Make no mistake, such a move is difficult and almost surely a long way off. And while Richards told the receptive crowd at a Monday meeting that Save Our Schools was behind the effort, attorney Kim Borland, who has been with the group from the start and provided legal services, said the idea has been discussed but never formally approved by SOS.

Why should the school board pay attention? Because a competing charter school filling the void of a shuttered Meyers is not only a real possibility, but has precedence.

In 2002, when the district closed Bear Creek Elementary to save money, parents organized and launched a long but eventually successful push to open a charter school in the same building for grades 1 through 8. That school proved highly successful, opening in 2004 with 98 students and growing so successful the organizers recently built a new school further south on State Route 115, a spacious, 63,000-square-feet structure on 307 acres.

District officials have ever since lamented at money lost to Bear Creek and cyber charter schools. That’s because the state education subsidy goes with the student. When a student leaves Wilkes-Barre Area School District to attend Bear Creek, so does state money.
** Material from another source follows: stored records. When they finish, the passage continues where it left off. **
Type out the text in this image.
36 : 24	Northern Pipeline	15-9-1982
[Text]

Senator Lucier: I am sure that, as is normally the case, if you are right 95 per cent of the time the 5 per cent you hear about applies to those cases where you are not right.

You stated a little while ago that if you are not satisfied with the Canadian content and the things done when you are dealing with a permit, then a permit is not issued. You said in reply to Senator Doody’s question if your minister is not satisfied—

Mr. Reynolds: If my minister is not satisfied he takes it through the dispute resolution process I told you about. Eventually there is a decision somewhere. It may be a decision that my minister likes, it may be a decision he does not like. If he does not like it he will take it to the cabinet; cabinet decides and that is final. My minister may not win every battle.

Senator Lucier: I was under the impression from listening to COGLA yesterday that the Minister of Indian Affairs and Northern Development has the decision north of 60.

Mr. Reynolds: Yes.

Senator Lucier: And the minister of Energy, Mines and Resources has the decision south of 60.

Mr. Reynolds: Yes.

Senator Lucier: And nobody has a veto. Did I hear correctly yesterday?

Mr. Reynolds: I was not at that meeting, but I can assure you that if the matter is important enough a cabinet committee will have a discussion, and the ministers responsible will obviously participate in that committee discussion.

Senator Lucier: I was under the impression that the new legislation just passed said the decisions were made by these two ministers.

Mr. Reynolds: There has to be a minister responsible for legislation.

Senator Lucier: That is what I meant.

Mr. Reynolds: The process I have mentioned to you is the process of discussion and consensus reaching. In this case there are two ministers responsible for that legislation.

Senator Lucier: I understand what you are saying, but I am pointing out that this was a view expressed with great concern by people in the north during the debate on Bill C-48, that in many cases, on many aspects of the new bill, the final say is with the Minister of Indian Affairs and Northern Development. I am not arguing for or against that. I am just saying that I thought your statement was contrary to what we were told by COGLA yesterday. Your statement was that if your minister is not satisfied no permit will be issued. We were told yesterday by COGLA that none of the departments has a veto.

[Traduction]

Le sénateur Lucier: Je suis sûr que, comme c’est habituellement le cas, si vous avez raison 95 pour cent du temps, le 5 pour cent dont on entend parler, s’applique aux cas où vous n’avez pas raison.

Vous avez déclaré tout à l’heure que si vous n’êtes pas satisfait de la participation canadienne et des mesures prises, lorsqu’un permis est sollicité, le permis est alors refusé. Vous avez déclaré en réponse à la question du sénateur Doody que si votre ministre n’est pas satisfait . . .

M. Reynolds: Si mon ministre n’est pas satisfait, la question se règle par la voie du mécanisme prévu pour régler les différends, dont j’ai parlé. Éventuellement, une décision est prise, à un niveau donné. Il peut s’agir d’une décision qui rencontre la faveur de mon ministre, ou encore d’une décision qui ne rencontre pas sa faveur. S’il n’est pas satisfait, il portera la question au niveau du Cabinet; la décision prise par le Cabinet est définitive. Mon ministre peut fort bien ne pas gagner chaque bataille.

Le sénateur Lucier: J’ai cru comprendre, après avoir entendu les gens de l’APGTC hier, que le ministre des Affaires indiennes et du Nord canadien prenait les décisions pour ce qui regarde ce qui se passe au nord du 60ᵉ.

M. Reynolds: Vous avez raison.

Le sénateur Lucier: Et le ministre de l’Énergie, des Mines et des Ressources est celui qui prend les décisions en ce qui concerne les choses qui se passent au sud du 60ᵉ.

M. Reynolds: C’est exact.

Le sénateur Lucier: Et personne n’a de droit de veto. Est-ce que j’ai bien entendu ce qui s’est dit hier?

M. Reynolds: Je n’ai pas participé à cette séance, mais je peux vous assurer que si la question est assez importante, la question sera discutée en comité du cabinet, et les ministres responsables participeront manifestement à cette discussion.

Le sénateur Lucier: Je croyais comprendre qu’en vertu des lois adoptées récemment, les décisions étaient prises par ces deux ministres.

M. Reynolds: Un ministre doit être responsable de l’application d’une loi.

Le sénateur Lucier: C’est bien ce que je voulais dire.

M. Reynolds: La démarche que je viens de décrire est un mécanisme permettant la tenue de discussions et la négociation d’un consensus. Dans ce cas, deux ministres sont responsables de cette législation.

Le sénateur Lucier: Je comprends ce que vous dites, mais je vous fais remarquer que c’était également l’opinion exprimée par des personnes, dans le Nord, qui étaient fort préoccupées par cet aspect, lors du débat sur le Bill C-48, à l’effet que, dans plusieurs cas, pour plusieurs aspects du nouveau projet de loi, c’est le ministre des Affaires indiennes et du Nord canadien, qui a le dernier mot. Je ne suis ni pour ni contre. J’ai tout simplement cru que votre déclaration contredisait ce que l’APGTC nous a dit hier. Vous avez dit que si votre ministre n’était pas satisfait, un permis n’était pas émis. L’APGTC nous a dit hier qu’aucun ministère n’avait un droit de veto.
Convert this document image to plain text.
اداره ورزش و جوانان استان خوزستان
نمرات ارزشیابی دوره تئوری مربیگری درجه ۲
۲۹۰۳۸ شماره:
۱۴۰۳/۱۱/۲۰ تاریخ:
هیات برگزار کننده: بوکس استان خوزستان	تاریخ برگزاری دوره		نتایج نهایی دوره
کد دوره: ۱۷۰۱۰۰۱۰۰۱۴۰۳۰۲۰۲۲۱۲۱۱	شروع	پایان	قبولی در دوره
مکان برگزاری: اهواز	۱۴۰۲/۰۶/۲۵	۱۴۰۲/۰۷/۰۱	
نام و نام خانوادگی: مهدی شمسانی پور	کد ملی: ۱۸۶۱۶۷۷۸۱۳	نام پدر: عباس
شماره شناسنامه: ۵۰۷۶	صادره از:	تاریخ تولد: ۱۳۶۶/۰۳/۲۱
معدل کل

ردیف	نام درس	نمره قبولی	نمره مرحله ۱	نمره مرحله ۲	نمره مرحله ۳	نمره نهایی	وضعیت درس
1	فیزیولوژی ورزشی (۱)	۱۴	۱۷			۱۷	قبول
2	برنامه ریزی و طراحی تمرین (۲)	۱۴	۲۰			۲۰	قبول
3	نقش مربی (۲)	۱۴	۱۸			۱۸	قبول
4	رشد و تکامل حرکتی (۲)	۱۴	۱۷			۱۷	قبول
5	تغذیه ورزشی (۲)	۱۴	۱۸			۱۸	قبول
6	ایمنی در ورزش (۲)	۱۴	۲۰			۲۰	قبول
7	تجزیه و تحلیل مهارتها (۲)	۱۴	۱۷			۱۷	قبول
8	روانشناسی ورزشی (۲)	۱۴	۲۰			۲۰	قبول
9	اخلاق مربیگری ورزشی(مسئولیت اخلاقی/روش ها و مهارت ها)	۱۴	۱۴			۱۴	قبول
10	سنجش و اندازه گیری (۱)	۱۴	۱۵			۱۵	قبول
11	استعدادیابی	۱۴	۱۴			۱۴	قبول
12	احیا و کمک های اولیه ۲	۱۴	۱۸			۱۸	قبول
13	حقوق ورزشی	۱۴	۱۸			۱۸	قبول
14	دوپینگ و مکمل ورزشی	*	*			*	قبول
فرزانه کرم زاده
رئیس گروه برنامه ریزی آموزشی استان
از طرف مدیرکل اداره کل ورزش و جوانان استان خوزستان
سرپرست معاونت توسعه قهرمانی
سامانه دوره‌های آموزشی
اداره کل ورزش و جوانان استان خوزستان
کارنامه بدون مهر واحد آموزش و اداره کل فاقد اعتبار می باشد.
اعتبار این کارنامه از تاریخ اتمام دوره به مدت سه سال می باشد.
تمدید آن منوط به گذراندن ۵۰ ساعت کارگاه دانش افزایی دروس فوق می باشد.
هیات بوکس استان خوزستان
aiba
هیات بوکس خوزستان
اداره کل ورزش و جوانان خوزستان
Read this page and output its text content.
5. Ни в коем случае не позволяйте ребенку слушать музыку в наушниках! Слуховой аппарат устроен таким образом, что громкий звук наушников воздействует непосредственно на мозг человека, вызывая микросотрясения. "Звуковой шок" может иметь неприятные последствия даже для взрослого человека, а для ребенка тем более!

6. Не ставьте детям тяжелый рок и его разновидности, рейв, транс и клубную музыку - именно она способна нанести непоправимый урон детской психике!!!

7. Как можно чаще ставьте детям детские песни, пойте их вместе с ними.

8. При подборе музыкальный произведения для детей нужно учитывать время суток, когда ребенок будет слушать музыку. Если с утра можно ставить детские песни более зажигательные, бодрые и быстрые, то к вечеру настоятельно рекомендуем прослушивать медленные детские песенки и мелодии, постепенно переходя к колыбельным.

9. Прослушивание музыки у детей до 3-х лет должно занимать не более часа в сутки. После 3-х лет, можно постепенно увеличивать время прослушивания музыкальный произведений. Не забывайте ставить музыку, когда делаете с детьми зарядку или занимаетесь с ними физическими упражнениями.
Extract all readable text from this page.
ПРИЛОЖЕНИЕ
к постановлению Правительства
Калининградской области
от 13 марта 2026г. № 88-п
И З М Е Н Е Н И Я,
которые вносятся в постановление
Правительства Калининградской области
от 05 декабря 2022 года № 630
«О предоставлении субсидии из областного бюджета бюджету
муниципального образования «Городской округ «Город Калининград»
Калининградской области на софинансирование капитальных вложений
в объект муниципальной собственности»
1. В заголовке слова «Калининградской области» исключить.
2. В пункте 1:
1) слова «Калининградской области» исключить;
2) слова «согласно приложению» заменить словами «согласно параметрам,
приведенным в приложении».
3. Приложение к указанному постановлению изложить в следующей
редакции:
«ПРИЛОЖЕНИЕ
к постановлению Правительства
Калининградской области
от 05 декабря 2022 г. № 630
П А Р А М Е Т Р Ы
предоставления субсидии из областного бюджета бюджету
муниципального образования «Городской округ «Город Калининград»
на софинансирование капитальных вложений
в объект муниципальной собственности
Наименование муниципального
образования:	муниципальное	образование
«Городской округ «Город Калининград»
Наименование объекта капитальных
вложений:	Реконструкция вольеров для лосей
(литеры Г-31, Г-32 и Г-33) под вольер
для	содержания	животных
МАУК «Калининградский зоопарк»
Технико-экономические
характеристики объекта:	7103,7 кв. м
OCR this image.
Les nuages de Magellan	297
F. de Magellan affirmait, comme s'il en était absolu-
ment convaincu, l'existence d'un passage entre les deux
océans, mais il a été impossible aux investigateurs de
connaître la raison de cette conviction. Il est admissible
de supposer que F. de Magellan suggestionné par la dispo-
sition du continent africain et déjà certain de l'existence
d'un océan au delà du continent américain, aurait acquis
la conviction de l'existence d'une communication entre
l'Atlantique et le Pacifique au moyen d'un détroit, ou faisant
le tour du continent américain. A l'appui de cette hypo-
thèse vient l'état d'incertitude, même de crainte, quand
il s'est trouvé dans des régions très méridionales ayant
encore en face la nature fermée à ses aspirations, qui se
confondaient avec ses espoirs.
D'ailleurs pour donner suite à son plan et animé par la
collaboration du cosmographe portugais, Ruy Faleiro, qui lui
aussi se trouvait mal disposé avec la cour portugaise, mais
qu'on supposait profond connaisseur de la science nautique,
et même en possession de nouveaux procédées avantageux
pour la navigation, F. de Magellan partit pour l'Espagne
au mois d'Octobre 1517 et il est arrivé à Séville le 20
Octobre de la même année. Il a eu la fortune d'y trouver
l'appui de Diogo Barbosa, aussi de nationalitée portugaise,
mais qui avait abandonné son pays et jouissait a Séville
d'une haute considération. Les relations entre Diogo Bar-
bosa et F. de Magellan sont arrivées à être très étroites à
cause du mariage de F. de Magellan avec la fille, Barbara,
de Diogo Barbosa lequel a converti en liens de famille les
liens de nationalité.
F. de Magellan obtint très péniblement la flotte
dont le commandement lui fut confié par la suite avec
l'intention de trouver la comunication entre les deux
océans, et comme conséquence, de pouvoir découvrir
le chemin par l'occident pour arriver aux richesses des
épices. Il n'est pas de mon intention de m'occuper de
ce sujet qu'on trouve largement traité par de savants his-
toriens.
But Richards is taking on a daunting challenge. For starters, Bear Creek remains the only brick and mortar charter school in Luzerne County. There’s also the fact that, under state law, the district where a charter school plans to be must approve the charter, though organizers can eventually appeal a denial to the state.

If the charter is put in the Meyers building, the district of course would have to agree to any deal with a building it owns. And the organizers would have to deal with a building the district contends needs extensive repairs to costly for it to afford.

And a charter high school is much more complex than a charter grade school, and rarer. State data lists 154 brick and mortar charter schools. Of those, 14 house grades 9 through 12 — the logical grade range for a second charter school in Luzerne County competing with Bear Creek Community Charter.

Wider grade ranges exist in more numbers: Nine charter schools run six through 12, six run 7 through 12 and one is 8 through 12. There are about 30 that have some mix of lower elementary (mostly kindergarten) through 12, one that is 10 through 12 and one that is 12 only. The majority, 92 don’t go up to 12 at all, and most of those stop at 8.

But this is the bottom line: A charter school is an option, it has happened here and elsewhere precisely because residents become dissatisfied with a school district’s decisions. And the Wilkes-Barre Area Board would do well to keep that possibility in mind as it moves forward. Richards simply planted the seed.